For decades teacher education researchers, organizations, and policy makers have called for improving teacher education by creating clinically based preparation programs (e.g. CAEP, 2013; Goodlad, 1990; Holmes, 1986, 1995; National Association for Professional Development Schools, 2008; National Council for the Accreditation of Teacher Educators, 2001, 2010; Zeichner, 1990). According to the NCATE Blue Ribbon Report (2010), this approach requires extensive opportunities for prospective teachers to connect and apply what they learn from school and university based teacher educators. Similar to preparing medical professionals, clinical practice in teacher education requires the complex and time intensive work of supporting teacher candidate ability to link theory, research, and practice as well as on-going inquiry into best pedagogical practices. Therefore, clinically intensive programs expect prospective teachers to blend practitioner and academic knowledge throughout their programs as "they learn by doing" (NCATE, 2010, p.ii). However, most of the literature to date on clinical practice has been conceptual and often relies on describing program design. The purpose of this book is move past description to study and understand what teacher education programs are learning from research about innovative clinical models of teacher education. Each book chapter highlights research about how programs are studying a variety of outcomes of clinical practice.

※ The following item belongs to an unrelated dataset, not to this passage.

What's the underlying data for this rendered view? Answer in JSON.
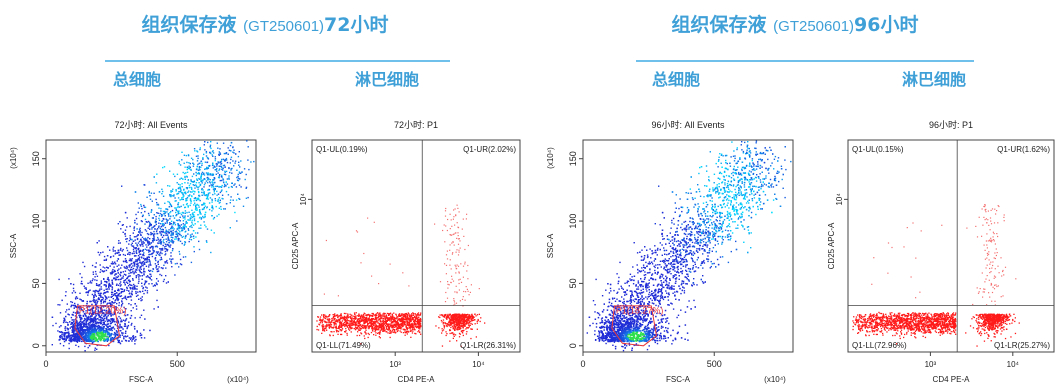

After an introductory chapter that helps to define and situate clinical practice in teacher education, the book is organized into four sections: (1) Outcomes of New Roles, (2) Outcomes of New Practices, (3) Outcomes of New Coursework/Fieldwork Configurations, and (4) Outcomes of New Program Configurations. The book wraps up with a discussion that looks across the chapters to find common themes, share implications for teacher educators, and set the course for future research.